A Canadian broadcast watchdog says it has received no complaints from listeners after radio stations intentionally defied a ruling against Money for Nothing by airing marathons of the Dire Straits tune last week.

Dire Straits marathon defies watchdog

TORONTO — A Canadian broadcast watchdog says it has received no complaints from listeners after radio stations intentionally defied a ruling against Money for Nothing by airing marathons of the Dire Straits tune last week.

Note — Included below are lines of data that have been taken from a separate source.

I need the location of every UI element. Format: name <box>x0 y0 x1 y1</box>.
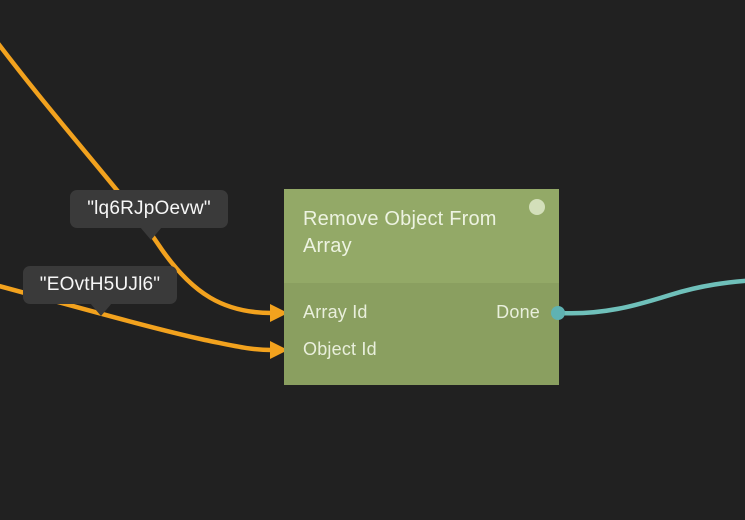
port-row: Array Id Done <box>303 298 540 326</box>
wire-output-done[interactable] <box>560 280 745 313</box>
value-tooltip-object-id: "EOvtH5UJl6" <box>23 266 177 304</box>
output-port-done[interactable]: Done <box>496 302 540 323</box>
node-header[interactable]: Remove Object From Array <box>284 189 559 283</box>
port-row: Object Id <box>303 335 540 363</box>
tooltip-pointer-icon <box>140 227 162 240</box>
node-body: Array Id Done Object Id <box>284 283 559 385</box>
status-dot-icon <box>529 199 545 215</box>
tooltip-pointer-icon <box>90 303 112 316</box>
tooltip-text: "EOvtH5UJl6" <box>40 274 160 296</box>
value-tooltip-array-id: "lq6RJpOevw" <box>70 190 228 228</box>
done-port-connector-icon[interactable] <box>551 306 565 320</box>
node-graph-canvas[interactable]: Remove Object From Array Array Id Done O… <box>0 0 745 520</box>
input-port-array-id[interactable]: Array Id <box>303 302 368 323</box>
node-remove-object-from-array[interactable]: Remove Object From Array Array Id Done O… <box>284 189 559 385</box>
node-title: Remove Object From Array <box>303 206 519 260</box>
input-port-object-id[interactable]: Object Id <box>303 339 377 360</box>
tooltip-text: "lq6RJpOevw" <box>87 198 211 220</box>
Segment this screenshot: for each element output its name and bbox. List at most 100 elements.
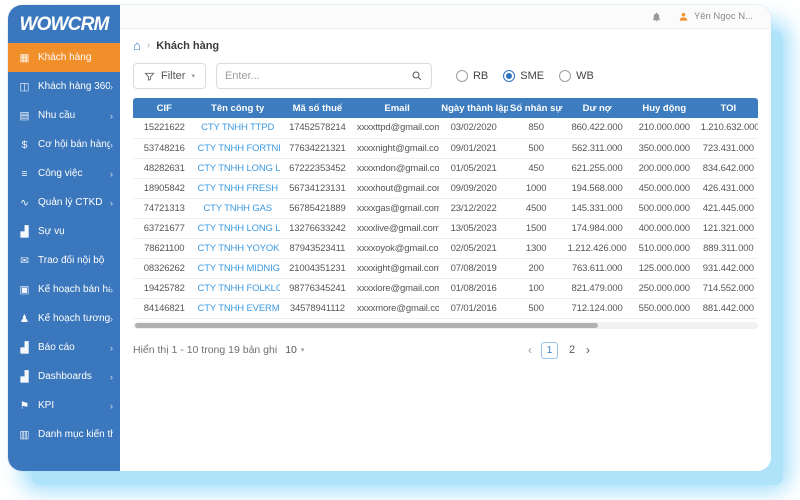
notification-bell-icon[interactable] (651, 11, 662, 23)
sales-dollar-icon: $ (18, 139, 31, 151)
filter-button[interactable]: Filter ▾ (133, 63, 206, 89)
table-cell: xxxxttpd@gmail.com (355, 118, 439, 138)
table-row: 78621100CTY TNHH YOYOK87943523411xxxxoyo… (133, 238, 758, 258)
customers-table: CIFTên công tyMã số thuếEmailNgày thành … (133, 98, 758, 319)
radio-sme[interactable]: SME (503, 70, 544, 82)
table-cell: 712.124.000 (564, 298, 630, 318)
table-cell: 881.442.000 (699, 298, 758, 318)
sidebar-item-su-vu[interactable]: ▟Sự vụ (8, 217, 120, 246)
page-size-select[interactable]: 10 ▾ (285, 344, 304, 356)
sidebar-item-label: Danh mục kiến thức (38, 429, 113, 440)
column-header: Mã số thuế (280, 98, 355, 118)
table-cell: 450.000.000 (630, 178, 699, 198)
radio-label: SME (520, 70, 544, 82)
company-name-link[interactable]: CTY TNHH LONG LONDON (196, 158, 280, 178)
funnel-icon (144, 71, 155, 82)
sidebar-item-nhu-cau[interactable]: ▤Nhu cầu› (8, 101, 120, 130)
page-title: Khách hàng (156, 40, 219, 52)
horizontal-scrollbar[interactable] (133, 322, 758, 329)
table-row: 74721313CTY TNHH GAS56785421889xxxxgas@g… (133, 198, 758, 218)
table-cell: 931.442.000 (699, 258, 758, 278)
sidebar-item-khach-hang-360[interactable]: ◫Khách hàng 360› (8, 72, 120, 101)
table-row: 15221622CTY TNHH TTPD17452578214xxxxttpd… (133, 118, 758, 138)
sidebar-item-co-hoi-ban-hang[interactable]: $Cơ hội bán hàng› (8, 130, 120, 159)
sidebar-item-danh-muc-kien-thuc[interactable]: ▥Danh mục kiến thức (8, 420, 120, 449)
chevron-right-icon: › (110, 343, 113, 353)
scrollbar-thumb[interactable] (135, 323, 598, 328)
table-cell: 21004351231 (280, 258, 355, 278)
table-cell: 08326262 (133, 258, 196, 278)
chevron-right-icon: › (110, 285, 113, 295)
table-cell: 834.642.000 (699, 158, 758, 178)
table-cell: 09/01/2021 (439, 138, 508, 158)
sidebar-item-trao-doi-noi-bo[interactable]: ✉Trao đổi nội bộ (8, 246, 120, 275)
table-cell: 250.000.000 (630, 278, 699, 298)
column-header: Số nhân sự (508, 98, 564, 118)
radio-wb[interactable]: WB (559, 70, 594, 82)
table-cell: 98776345241 (280, 278, 355, 298)
calendar-plan-icon: ▣ (18, 284, 31, 296)
line-chart-icon: ∿ (18, 197, 31, 209)
user-name: Yên Ngọc N... (694, 11, 753, 22)
table-cell: 34578941112 (280, 298, 355, 318)
table-cell: 850 (508, 118, 564, 138)
table-cell: 194.568.000 (564, 178, 630, 198)
next-page-button[interactable]: › (586, 343, 590, 357)
table-cell: 1300 (508, 238, 564, 258)
sidebar-item-dashboards[interactable]: ▟Dashboards› (8, 362, 120, 391)
radio-circle-icon (559, 70, 571, 82)
table-cell: 174.984.000 (564, 218, 630, 238)
radio-label: RB (473, 70, 488, 82)
table-cell: 13/05/2023 (439, 218, 508, 238)
table-cell: 125.000.000 (630, 258, 699, 278)
sidebar: WOWCRM ▦Khách hàng◫Khách hàng 360›▤Nhu c… (8, 5, 120, 471)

The Canadian Broadcast Standards Council ruled the 1985 hit single unfit for radio because its lyrics include an anti-gay slur.

The decision sparked an impassioned outcry and classic-rock radio stations in Halifax and Edmonton struck back by playing the unedited version of the song over and over again.

The council won’t take action against any stations airing the unedited version of the song unless another listener complains, and there haven’t been any.


Roger Ebert back with PBS show

CHICAGO — Roger Ebert is returning to the small screen. The famous film critic stopped appearing on television movie review shows in 2006 when cancer surgery left him unable to speak.

But now he has his own segment on a new program, Ebert Presents at the Movies. The weekly show debuts Friday on U.S. public television stations.

“Can you think of another TV show that deals with the movies as movies instead of as celebrity showcases?” Ebert said. His laptop computer speaks his typed comments. “We don’t praise everything.”

The new show will be produced at Chicago’s WTTW, where Ebert and Gene Siskel started taping Sneak Previews 35 years ago. The pair’s iconic “two thumbs” (up or down) reviews became one of the most recognizable judgments in film criticism — and they’ll be featured on the new show.


Sundance opens with cross-section

PARK CITY, Utah — All eyes at the Sundance Film Festival used to be glued to one big premiere that would have opening night all to itself. Now the festival starts with enough choices to fill a small multiplex.

Robert Redford’s independent-film showcase starts Thursday night with two fictional tales, two documentaries and a collection of short movies, offering viewers a cross-section of the 11-day festival’s roughly 120 feature films and 80 shorts.

The idea partly is to avoid hanging the festival’s opening-night fortunes on one of Sundance’s star-studded premieres, whose casts this time include Demi Moore, Pierce Brosnan, Katie Holmes, Kevin Spacey and Tobey Maguire.

It’s also partly to jump right into the festival’s four main events — drama and documentary competitions for both U.S. films and world productions.